Oak (Quercus robur, otherwise known as English Oak)
The English Oak is common in Europe and can live to be 1,000 years old. This graceful tree with its distinctive leaves is a favorite shade tree. The tree had special significance to the Druids, the Romans and the Greeks. It is a very slow-growing tree that can reach great size if given enough time. Still prized as a fine wood, it continues to be treasured for building fine furniture.
Key Medicinal Uses
Internally Oak is antibacterial and is used for treating diarrhea, dysentery, cholera, hemorrhoids and varicose veins. It has also been helpful in treating digestion problems, strep throat, tonsillitis and ulcers.
Externally Oak is astringent, and makes a good skin toner. It can also help with problem skin. Eczema and burns fall under its range of ailments. The herb has blood clotting qualities and comes in handy for nosebleeds. It can also be applied to bleeding gums.

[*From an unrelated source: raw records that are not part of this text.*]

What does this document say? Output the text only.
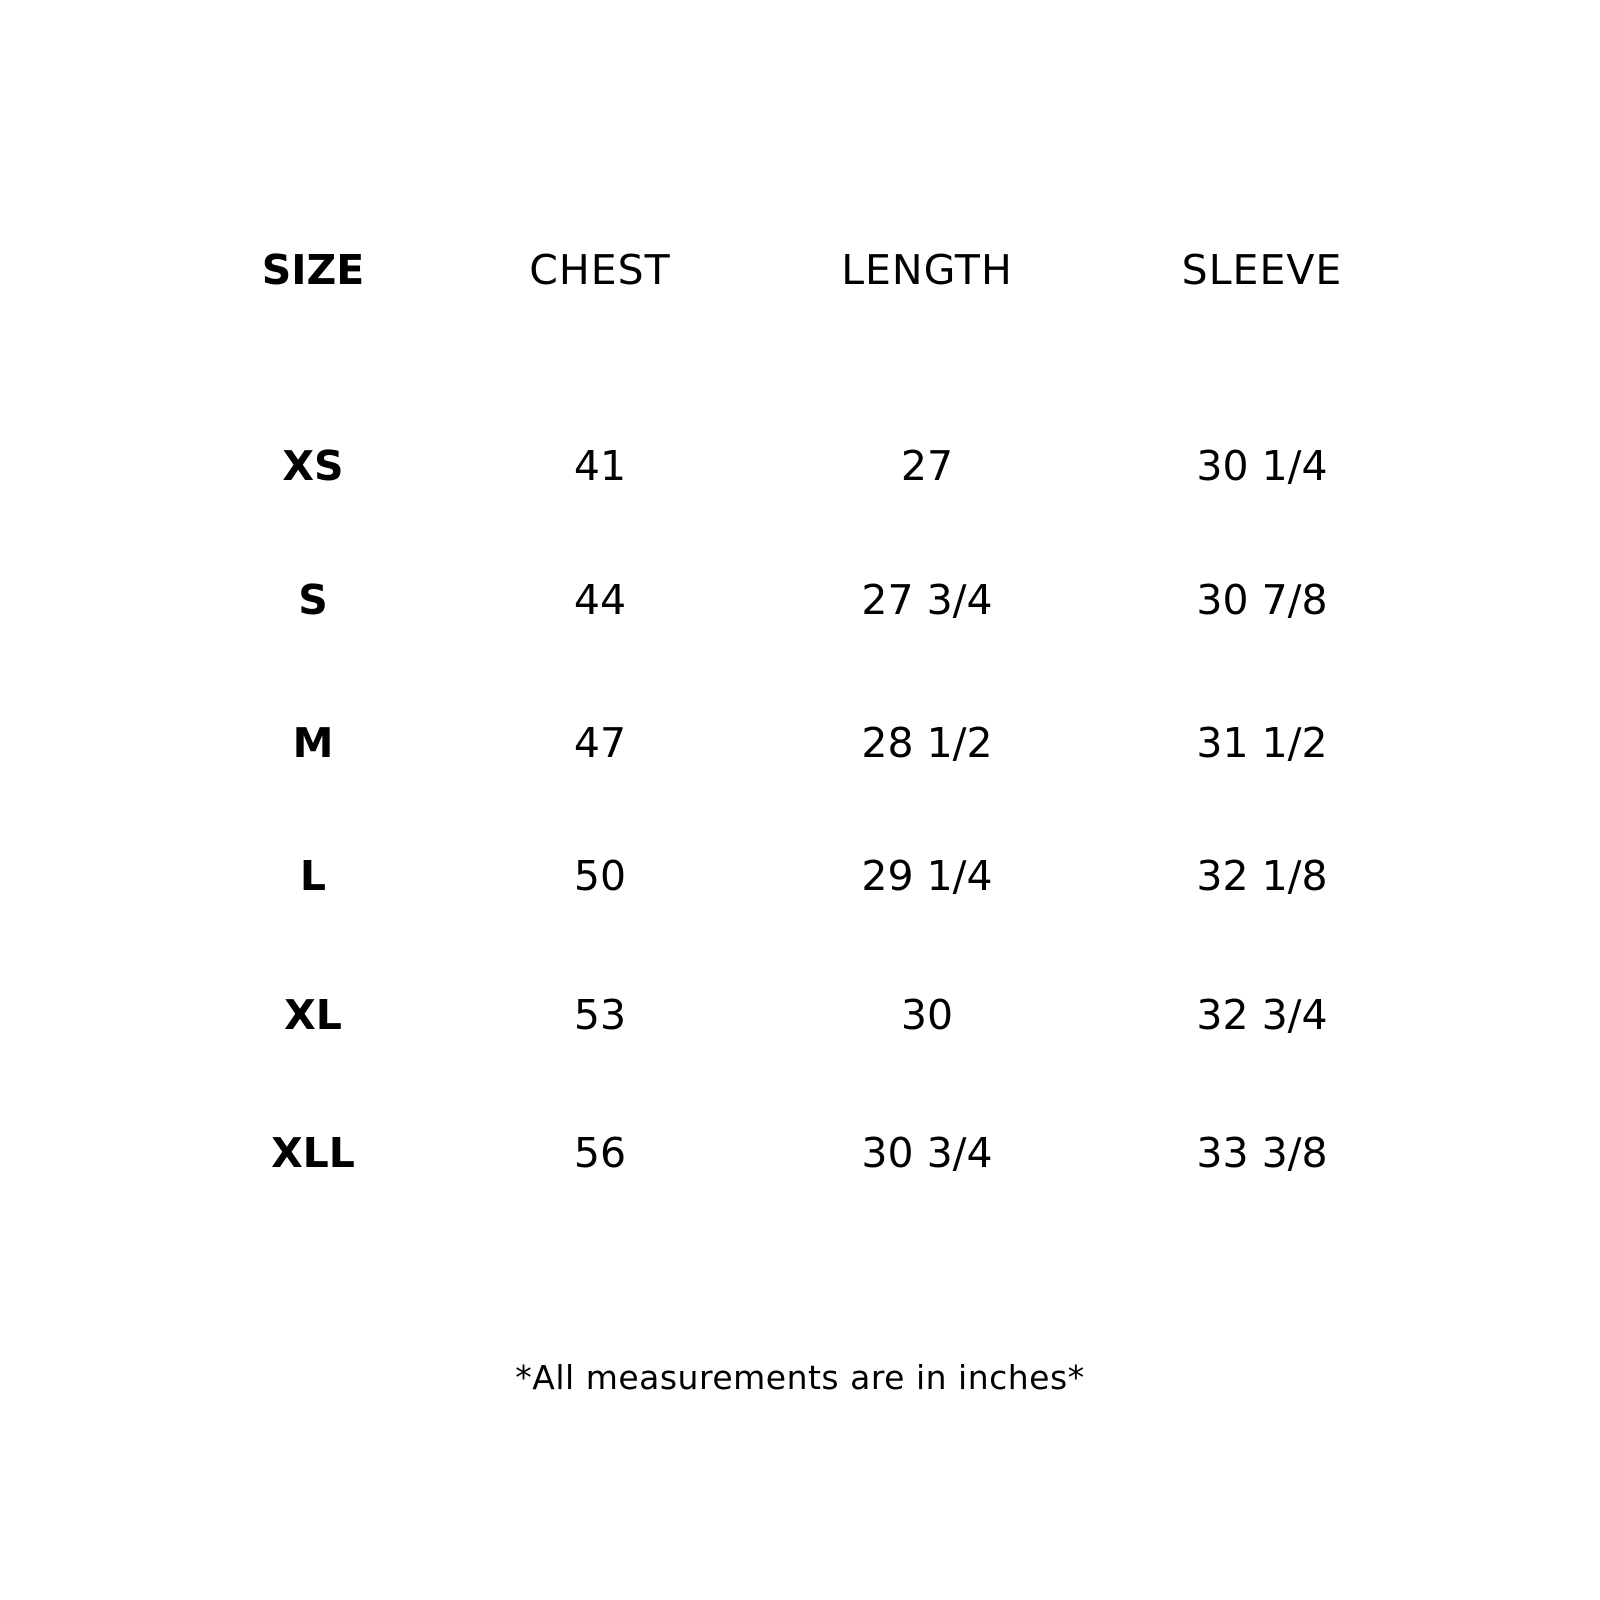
SIZE	CHEST	LENGTH	SLEEVE
XS	41	27	30 1/4
S	44	27 3/4	30 7/8
M	47	28 1/2	31 1/2
L	50	29 1/4	32 1/8
XL	53	30	32 3/4
XLL	56	30 3/4	33 3/8
*All measurements are in inches*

Other Uses The timber from the tree is used to make fine furniture and household items. Barrels made from the tree are often preferred for aging wine and other spirits. The wood has also been used to tan leather. Acorns from the tree have been ground into flour and eaten.
Herbs to Combine/Supplement
When mixed with chamomile flowers, the herbal remedy can be very effective for fever.
Bark, galls The bark and the galls, the growths found attched to the tree trunks caused by various parasytic activity, are both used medicinally. Astringent and full of tannins, this herb is usually taken as a decoction or in powdered form that can be put in capsules, ointments and other remedies.
There are currently no known contraindications for taking this herbal remedy. It is good practice however to limit the duration that you take tannins, so be sure and take breaks from taking any of these herbal products to let your body rest.
Preparation and Dosage
The most common dosage for oak is to take 2 capsules 2 to 3 times per day, unless you are directed differently by your herbalist.